Auch die Landwirtschaft, so sagte man damals, und so sagen es die Historiker auch heute, steckte in einer Krise. In was für einer Krise? Die Erträge der Bauernbetriebe haben sich realiter nur wenig verschlechtert ( HS 554: Wertschöpfung 1. Sektor 1876 672 mio Fr.; 1882 530, 76 - 82 - 20%; HS Großhandelspreise, Index: 1876 117, 1882 102, 76 - 82 - 13% ). Die Krise hat sich auch nicht in einer Verminderung der Anzahl selbständiger Bauernbetriebe geäußert. Die Bauern, die auf eigene Rechnung gearbeitet haben, blieben der Scholle im allgemeinen noch treu und fanden auf ihr ein Auskommen, das hinter demjenigen ihrer Väter und Großväter kaum zurückstand, ein sehr schmales Auskommen die einen, ein komfortableres die anderen. Viel prekärer wurde ihre Versorgungslage im allgemeinen nicht. Und doch sprach man von "Agrarkrise", fühlte man sich betroffen von einer Agrarkrise, bedroht, bedrängt. Bedrängt von vielem, vom spürbaren Zwang zum Beispiel, die Umstellung von pflanzlicher zu tierischer Produktion nach dem Eisenbahnbau nun noch schneller zu vollziehen als schon zuvor. Ich möchte in unserem Zusammenhange jedoch eine ganz andere Dimension der Bedrohung und Belastung ansprechen, eine Dimension, die uns ganz nah an die Welt heranführt, in der Gottfried Keller seinen "Martin Salander" hat leben und altern lassen. Viele Bauern sind, so könnte man vielleicht sagen, in einem Vorgang von hoher betriebswirtschaftlicher Rationalität von "Herrenbauern" zu "Schuldenbauern" geworden, und zwar infolge einer überaus bemerkenswerten Verkettung von Wirkungen, die niemand angestrebt, aber viele gefördert haben. Wie? Warum?

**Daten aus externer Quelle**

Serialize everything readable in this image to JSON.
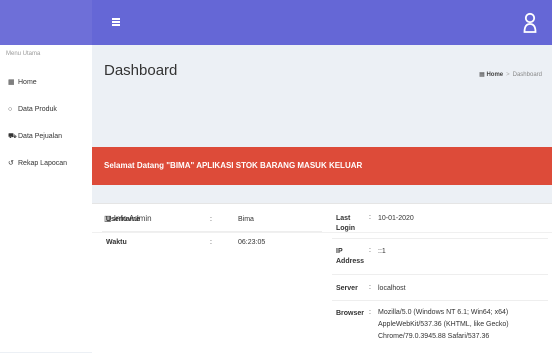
{
  "topbar": {
    "menu_icon": "hamburger-icon",
    "user_icon": "user-icon",
    "colors": {
      "brand": "#6e6fd8",
      "navbar": "#6567d6"
    }
  },
  "sidebar": {
    "header": "Menu Utama",
    "items": [
      {
        "label": "Home",
        "icon": "dashboard-icon"
      },
      {
        "label": "Data Produk",
        "icon": "circle-icon"
      },
      {
        "label": "Data Pejualan",
        "icon": "cart-icon"
      },
      {
        "label": "Rekap Lapocan",
        "icon": "history-icon"
      }
    ]
  },
  "header": {
    "title": "Dashboard",
    "breadcrumb": {
      "home": "Home",
      "current": "Dashboard"
    }
  },
  "alert": {
    "text": "Selamat Datang \"BIMA\" APLIKASI STOK BARANG MASUK KELUAR",
    "color": "#dd4b39"
  },
  "info_box": {
    "title": "Info Admin",
    "left": [
      {
        "label": "Username",
        "value": "Bima"
      },
      {
        "label": "Waktu",
        "value": "06:23:05"
      }
    ],
    "right": [
      {
        "label": "Last Login",
        "value": "10-01-2020"
      },
      {
        "label": "IP Address",
        "value": "::1"
      },
      {
        "label": "Server",
        "value": "localhost"
      },
      {
        "label": "Browser",
        "value": "Mozilla/5.0 (Windows NT 6.1; Win64; x64) AppleWebKit/537.36 (KHTML, like Gecko) Chrome/79.0.3945.88 Safari/537.36"
      }
    ]
  }
}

Zu den großen Errungenschaften der demokratischen Bewegung nicht nur, aber doch vor allem im Kanton Gottfried Kellers, im Kanton Zürich, gehörte ein neues Angebot an Kredit für die gewerbliche und bäuerliche Bevölkerung dank der Schaffung der Kantonalbank; und es gehörte dazu ein erweitertes Angebot an Transportleistungen mit dem Bau neuer Eisenbahnlinien, die viele bäuerliche Produzenten näher an ihre Märkte heranführten. Verfügbarkeit von Hypothekarkredit verschärfte den Wettbewerb um knappen Boden, motivierte die Pflege verhältnismäßig kapitalintensiver Bewirtschaftungsweisen; ein naher Bahnanschluß köderte die Produzenten in städtische Märkte für Milch, Butter und Käse hinein - und lockte, bei nota bene steigenden Reallöhnen, Knechte und Mägde auf städtische Arbeitsmärkte. Aufs ganze gesehen bedeutete dies die Ersetzung von arbeitsintensiven durch eher kapitalintensive Produktionsverfahren, die Substitution - wie Ökonomen sagen - von Kapital für Arbeit; es verwies in die zukunftsträchtige Richtung einer Erhöhung der Produktivität der landwirtschaftlich genutzten Ressourcen, genau auf denjenigen Weg, den die moderne Agrargeschichte über viele Jahrzehnte hinweg eben eingeschlagen hat.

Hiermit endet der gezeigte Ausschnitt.